"You think he's gone to meet Grasso?" he asked, concern in his voice. I acknowledged agreement. "Wouldn't he leave a note or a message of some kind, telling you what was going on?" I agreed to search while he'd put out an all-points bulletin on the vehicle Howie was driving.

A quick search of the room revealed nothing. In desperation, I turned on the tape recorder which had run to its end. I backed it up, stuttering it back and forward until I heard Howie's voice. "Sleeping, just sleeping. . ." it said in his sing-song chant. There was neither a message nor, I realized, success with our endeavor. I turned off the recorder and left to drive to police headquarters.

When I arrived at Detective Dick's door, he was on his way out. "Come on," he said, grabbing my arm. "They've spotted the van!"

We raced from town at white knuckle speed, siren screaming while Dick received updates on his radio. The van was in a road side pull off. It was empty.

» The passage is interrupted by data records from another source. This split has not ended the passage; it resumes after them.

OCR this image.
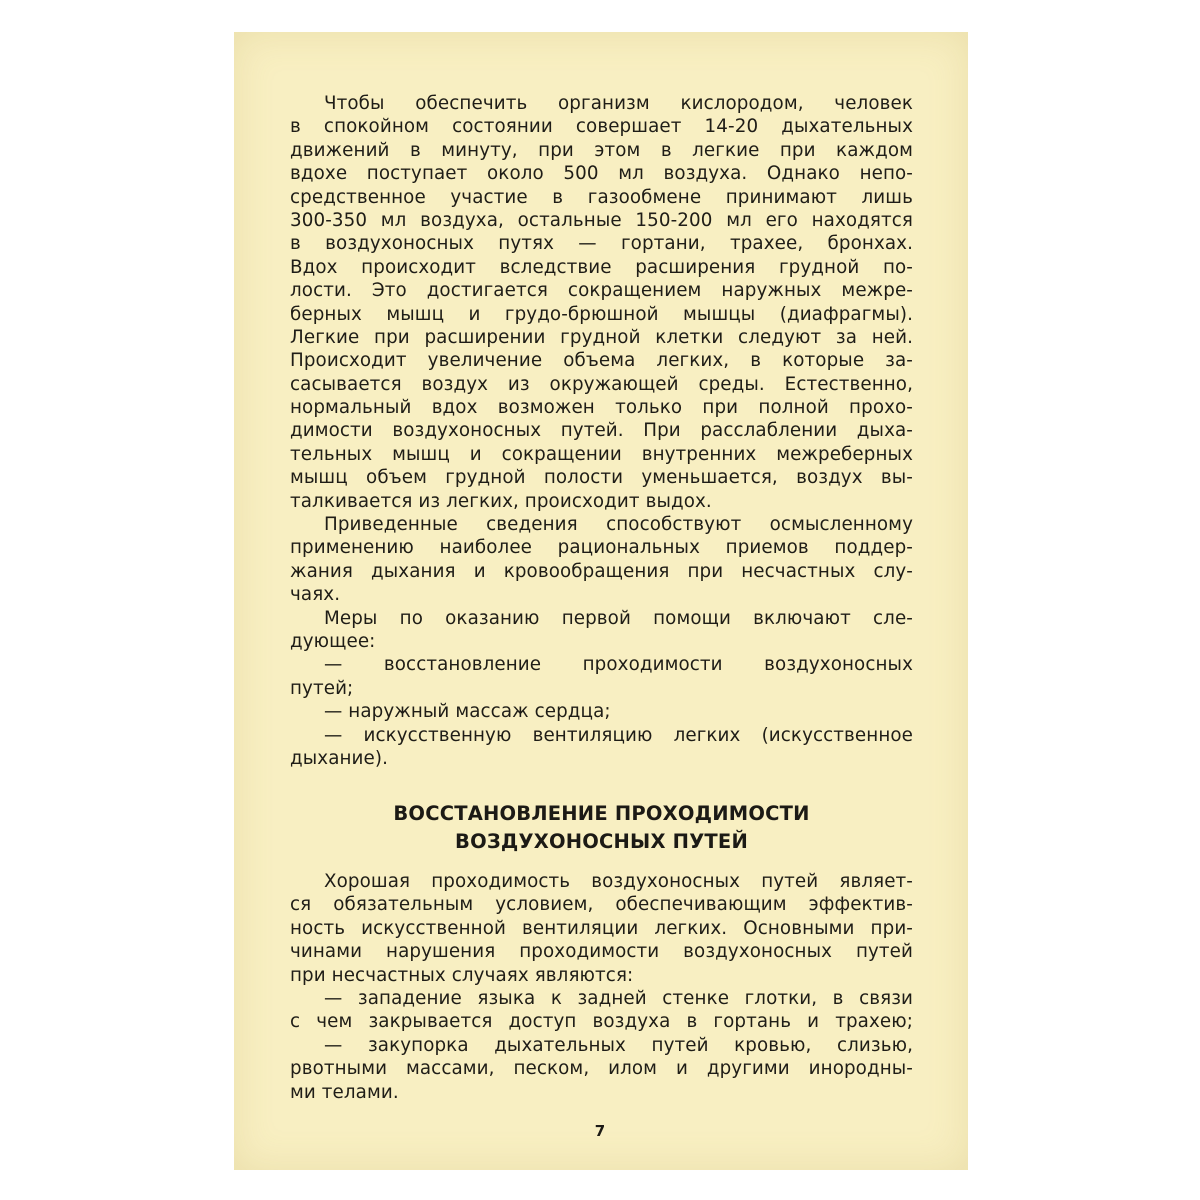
Чтобы обеспечить организм кислородом, человек
в спокойном состоянии совершает 14-20 дыхательных
движений в минуту, при этом в легкие при каждом
вдохе поступает около 500 мл воздуха. Однако непо-
средственное участие в газообмене принимают лишь
300-350 мл воздуха, остальные 150-200 мл его находятся
в воздухоносных путях — гортани, трахее, бронхах.
Вдох происходит вследствие расширения грудной по-
лости. Это достигается сокращением наружных межре-
берных мышц и грудо-брюшной мышцы (диафрагмы).
Легкие при расширении грудной клетки следуют за ней.
Происходит увеличение объема легких, в которые за-
сасывается воздух из окружающей среды. Естественно,
нормальный вдох возможен только при полной прохо-
димости воздухоносных путей. При расслаблении дыха-
тельных мышц и сокращении внутренних межреберных
мышц объем грудной полости уменьшается, воздух вы-
талкивается из легких, происходит выдох.
Приведенные сведения способствуют осмысленному
применению наиболее рациональных приемов поддер-
жания дыхания и кровообращения при несчастных слу-
чаях.
Меры по оказанию первой помощи включают сле-
дующее:
— восстановление проходимости воздухоносных
путей;
— наружный массаж сердца;
— искусственную вентиляцию легких (искусственное
дыхание).
ВОССТАНОВЛЕНИЕ ПРОХОДИМОСТИ
ВОЗДУХОНОСНЫХ ПУТЕЙ
Хорошая проходимость воздухоносных путей являет-
ся обязательным условием, обеспечивающим эффектив-
ность искусственной вентиляции легких. Основными при-
чинами нарушения проходимости воздухоносных путей
при несчастных случаях являются:
— западение языка к задней стенке глотки, в связи
с чем закрывается доступ воздуха в гортань и трахею;
— закупорка дыхательных путей кровью, слизью,
рвотными массами, песком, илом и другими инородны-
ми телами.
7
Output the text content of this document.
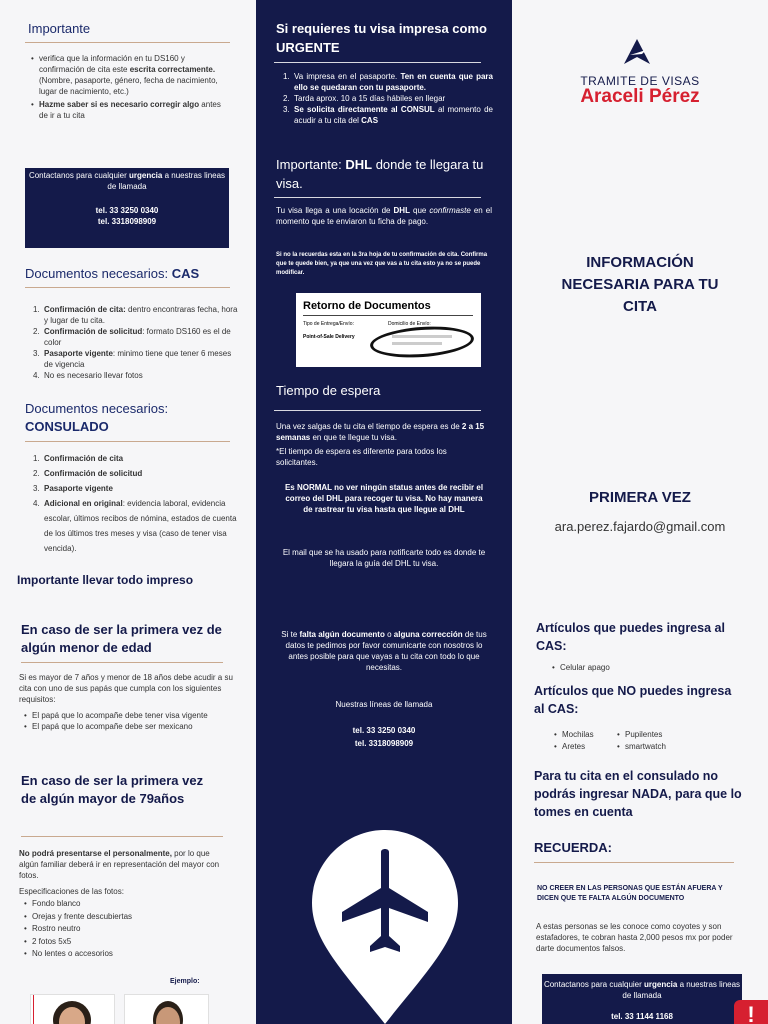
Importante
• verifica que la información en tu DS160 y confirmación de cita este escrita correctamente. (Nombre, pasaporte, género, fecha de nacimiento, lugar de nacimiento, etc.)
• Hazme saber si es necesario corregir algo antes de ir a tu cita
Contactanos para cualquier urgencia a nuestras lineas de llamada
tel. 33 3250 0340
tel. 3318098909
Documentos necesarios: CAS
1. Confirmación de cita: dentro encontraras fecha, hora y lugar de tu cita.
2. Confirmación de solicitud: formato DS160 es el de color
3. Pasaporte vigente: minimo tiene que tener 6 meses de vigencia
4. No es necesario llevar fotos
Documentos necesarios:
CONSULADO
1. Confirmación de cita
2. Confirmación de solicitud
3. Pasaporte vigente
4. Adicional en original: evidencia laboral, evidencia escolar, últimos recibos de nómina, estados de cuenta de los últimos tres meses y visa (caso de tener visa vencida).
Importante llevar todo impreso
En caso de ser la primera vez de algún menor de edad
Si es mayor de 7 años y menor de 18 años debe acudir a su cita con uno de sus papás que cumpla con los siguientes requisitos:
• El papá que lo acompañe debe tener visa vigente
• El papá que lo acompañe debe ser mexicano
En caso de ser la primera vez de algún mayor de 79años
No podrá presentarse el personalmente, por lo que algún familiar deberá ir en representación del mayor con fotos.
Especificaciones de las fotos:
• Fondo blanco
• Orejas y frente descubiertas
• Rostro neutro
• 2 fotos 5x5
• No lentes o accesorios
Ejemplo:
Si requieres tu visa impresa como URGENTE
1. Va impresa en el pasaporte. Ten en cuenta que para ello se quedaran con tu pasaporte.
2. Tarda aprox. 10 a 15 días hábiles en llegar
3. Se solicita directamente al CONSUL al momento de acudir a tu cita del CAS
Importante: DHL donde te llegara tu visa.
Tu visa llega a una locación de DHL que confirmaste en el momento que te enviaron tu ficha de pago.
Si no la recuerdas esta en la 3ra hoja de tu confirmación de cita. Confirma que te quede bien, ya que una vez que vas a tu cita esto ya no se puede modificar.
Retorno de Documentos
Tipo de Entrega/Envío:	Domicilio de Envío:
Point-of-Sale Delivery
Tiempo de espera
Una vez salgas de tu cita el tiempo de espera es de 2 a 15 semanas en que te llegue tu visa.
*El tiempo de espera es diferente para todos los solicitantes.
Es NORMAL no ver ningún status antes de recibir el correo del DHL para recoger tu visa. No hay manera de rastrear tu visa hasta que llegue al DHL
El mail que se ha usado para notificarte todo es donde te llegara la guía del DHL tu visa.
Si te falta algún documento o alguna corrección de tus datos te pedimos por favor comunicarte con nosotros lo antes posible para que vayas a tu cita con todo lo que necesitas.
Nuestras líneas de llamada
tel. 33 3250 0340
tel. 3318098909
TRAMITE DE VISAS
Araceli Pérez
INFORMACIÓN NECESARIA PARA TU CITA
PRIMERA VEZ
ara.perez.fajardo@gmail.com
Artículos que puedes ingresa al CAS:
• Celular apago
Artículos que NO puedes ingresa al CAS:
• Mochilas
• Aretes
• Pupilentes
• smartwatch
Para tu cita en el consulado no podrás ingresar NADA, para que lo tomes en cuenta
RECUERDA:
NO CREER EN LAS PERSONAS QUE ESTÁN AFUERA Y DICEN QUE TE FALTA ALGÚN DOCUMENTO
A estas personas se les conoce como coyotes y son estafadores, te cobran hasta 2,000 pesos mx por poder darte documentos falsos.
Contactanos para cualquier urgencia a nuestras lineas de llamada
tel. 33 1144 1168	!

There was no sign of mayhem in the vehicle although a restraint was bolted to the rear floor. There was a crude map to the Pacific Crest Inn.

The ride took about forty minutes and as we arrived, two patrol cars were pulling away from the scene. Three unmarked vehicles remained. As we screeched to a stop, Agent Osborn, tall and picturesque, approached our car. She wore a somber look as she glanced nervously at me before speaking to the detective.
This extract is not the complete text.